The COVID-19 pandemic elicited an additional dependent care response from companies in light of child care and school closures and disruptions to employees’ typical care arrangements: 9% of the companies we evaluated this year instituted or extended their backup dependent care benefit that were specific to the challenges presented by the pandemic. These benefits were a mix of increased backup dependent care support or additional paid time off for employees to deal with care challenges in response to COVID-19.
Of the few companies that added backup dependent care benefits in response to the pandemic, most only offered temporary relief. For instance, Visa temporarily increased the number of maximum backup care visits available to its employees to 20 through its partnership with LifeCare. Microsoft and Google offered extensive increased paid time off benefits to their employees. While still a temporary fix, they provided 12 and 14 weeks, respectively, of additional paid leave for employees to deal with dependent care issues and school closures, surpassing the amount of time given by many of their peers. Although these additions are critical in addressing short-term disruptions to child care, the temporary nature of these provisions is insufficient for coping with the ongoing care needs as children return to school.
Flexible benefits can ease childcare burdens on working parents
Backup dependent care and extended time off do not solve the longer-term complexities of child care needs for fully or partially remote school this fall. Parents who are still working from home, back in the office, or on the frontlines require ongoing child care benefits that are flexible enough to meet their unique situations and preferences.
Companies should consider offering employees more flexible benefits, such as subsidies, stipends, or other financial support that can be used for a variety of dependent care arrangements – ranging from center-based care to family, friend, and neighbor care – that best suit their families.
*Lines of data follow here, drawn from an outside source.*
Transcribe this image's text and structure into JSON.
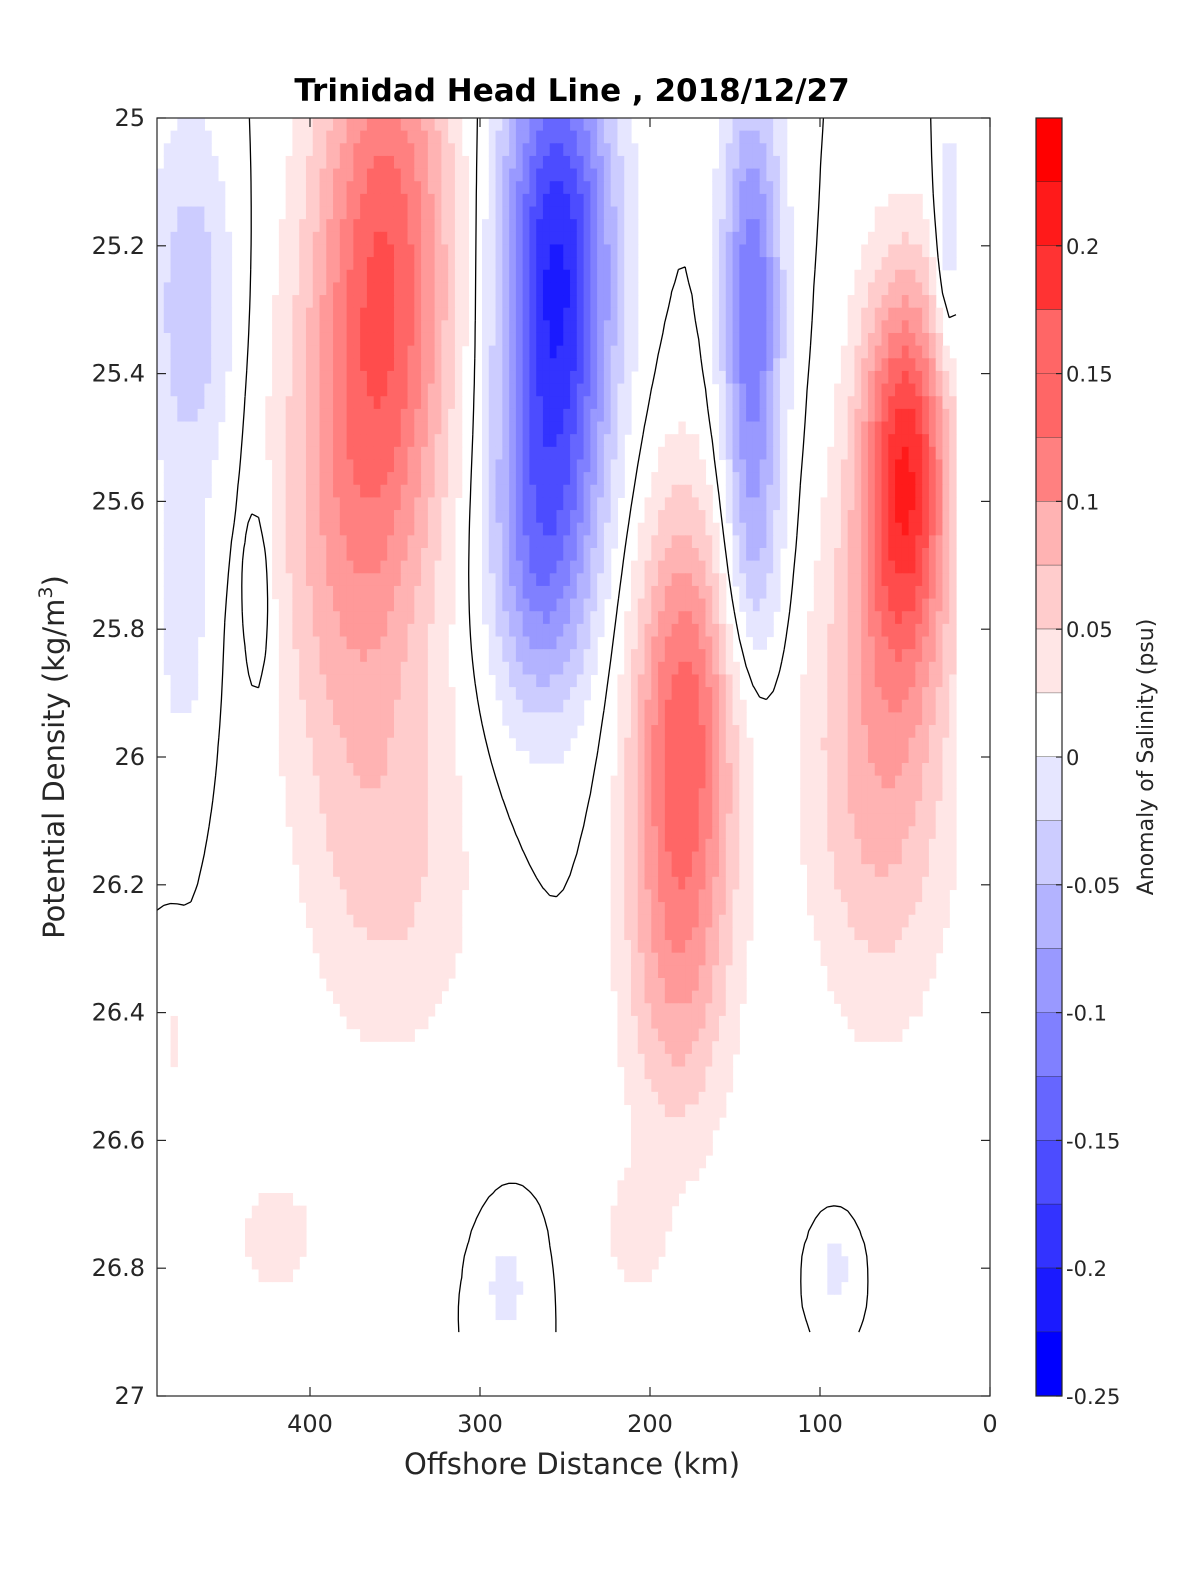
{
  "chart_data": {
    "type": "heatmap",
    "title": "Trinidad Head Line , 2018/12/27",
    "xlabel": "Offshore Distance (km)",
    "ylabel_main": "Potential Density (kg/m",
    "ylabel_sup": "3",
    "ylabel_close": ")",
    "colorbar_label": "Anomaly of Salinity (psu)",
    "xlim": [
      490,
      0
    ],
    "ylim": [
      25,
      27
    ],
    "x_ticks": [
      400,
      300,
      200,
      100,
      0
    ],
    "x_tick_labels": [
      "400",
      "300",
      "200",
      "100",
      "0"
    ],
    "y_ticks": [
      25,
      25.2,
      25.4,
      25.6,
      25.8,
      26,
      26.2,
      26.4,
      26.6,
      26.8,
      27
    ],
    "y_tick_labels": [
      "25",
      "25.2",
      "25.4",
      "25.6",
      "25.8",
      "26",
      "26.2",
      "26.4",
      "26.6",
      "26.8",
      "27"
    ],
    "clim": [
      -0.25,
      0.25
    ],
    "contour_step": 0.025,
    "colorbar_ticks": [
      0.2,
      0.15,
      0.1,
      0.05,
      0,
      -0.05,
      -0.1,
      -0.15,
      -0.2,
      -0.25
    ],
    "colorbar_tick_labels": [
      "0.2",
      "0.15",
      "0.1",
      "0.05",
      "0",
      "-0.05",
      "-0.1",
      "-0.15",
      "-0.2",
      "-0.25"
    ],
    "colors": {
      "positive": "#ff0000",
      "negative": "#0000ff",
      "neutral": "#ffffff",
      "zero_contour": "#000000"
    },
    "data_extent": {
      "x": [
        490,
        20
      ],
      "y": [
        25,
        26.9
      ]
    },
    "features": [
      {
        "x": 355,
        "y": 25.2,
        "value": 0.15,
        "sx": 40,
        "sy": 0.45
      },
      {
        "x": 375,
        "y": 25.65,
        "value": 0.09,
        "sx": 45,
        "sy": 0.45
      },
      {
        "x": 350,
        "y": 26.2,
        "value": 0.045,
        "sx": 50,
        "sy": 0.3
      },
      {
        "x": 255,
        "y": 25.25,
        "value": -0.23,
        "sx": 33,
        "sy": 0.4
      },
      {
        "x": 265,
        "y": 25.7,
        "value": -0.1,
        "sx": 30,
        "sy": 0.25
      },
      {
        "x": 140,
        "y": 25.3,
        "value": -0.15,
        "sx": 18,
        "sy": 0.35
      },
      {
        "x": 140,
        "y": 25.7,
        "value": -0.05,
        "sx": 18,
        "sy": 0.2
      },
      {
        "x": 180,
        "y": 25.95,
        "value": 0.16,
        "sx": 30,
        "sy": 0.35
      },
      {
        "x": 185,
        "y": 26.35,
        "value": 0.07,
        "sx": 32,
        "sy": 0.3
      },
      {
        "x": 50,
        "y": 25.55,
        "value": 0.21,
        "sx": 26,
        "sy": 0.3
      },
      {
        "x": 65,
        "y": 26.0,
        "value": 0.09,
        "sx": 42,
        "sy": 0.4
      },
      {
        "x": 470,
        "y": 25.3,
        "value": -0.07,
        "sx": 25,
        "sy": 0.3
      },
      {
        "x": 475,
        "y": 25.8,
        "value": -0.04,
        "sx": 15,
        "sy": 0.2
      },
      {
        "x": 430,
        "y": 25.75,
        "value": -0.04,
        "sx": 8,
        "sy": 0.15
      },
      {
        "x": 25,
        "y": 25.2,
        "value": -0.06,
        "sx": 8,
        "sy": 0.2
      },
      {
        "x": 420,
        "y": 26.75,
        "value": 0.035,
        "sx": 30,
        "sy": 0.12
      },
      {
        "x": 480,
        "y": 26.45,
        "value": 0.03,
        "sx": 8,
        "sy": 0.1
      },
      {
        "x": 285,
        "y": 26.83,
        "value": -0.04,
        "sx": 12,
        "sy": 0.08
      },
      {
        "x": 90,
        "y": 26.8,
        "value": -0.04,
        "sx": 10,
        "sy": 0.06
      },
      {
        "x": 345,
        "y": 26.95,
        "value": 0.02,
        "sx": 12,
        "sy": 0.05
      },
      {
        "x": 210,
        "y": 26.75,
        "value": 0.035,
        "sx": 20,
        "sy": 0.1
      }
    ]
  }
}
Some companies, like Bank of America and Adobe, provided a more flexible dependent care reimbursement as part of their responses to the pandemic. Bank of America’s benefit allows employees to receive up to $100 a day to go toward the backup care of their choice.
Adobe explicitly states the availability of a care reimbursement that can be used however employees see fit: “If care is not available through the Bright Horizons backup care program, you will be offered the option to secure care from your personal network (e.g., a neighbor, friend or babysitter) and receive a reimbursement of $100 per day.”
The nuanced challenges presented by back-to-school in the time of COVID-19 call for companies to consider creative, equitable solutions to obstacles faced by caregivers of all types, whether they are in corporate positions or on the frontlines.
As companies determine what type of policies work for them, those that take employee benefits seriously should bring the same weight they do to health insurance or retirement to child care policies, because the severity and business-side impacts are on the same level. Whether companies decide to step up and provide robust benefits directly or advocate for a federal solution can be up for debate and will likely vary across companies, but what shouldn’t be up for debate is whether this is an issue that should be prioritized.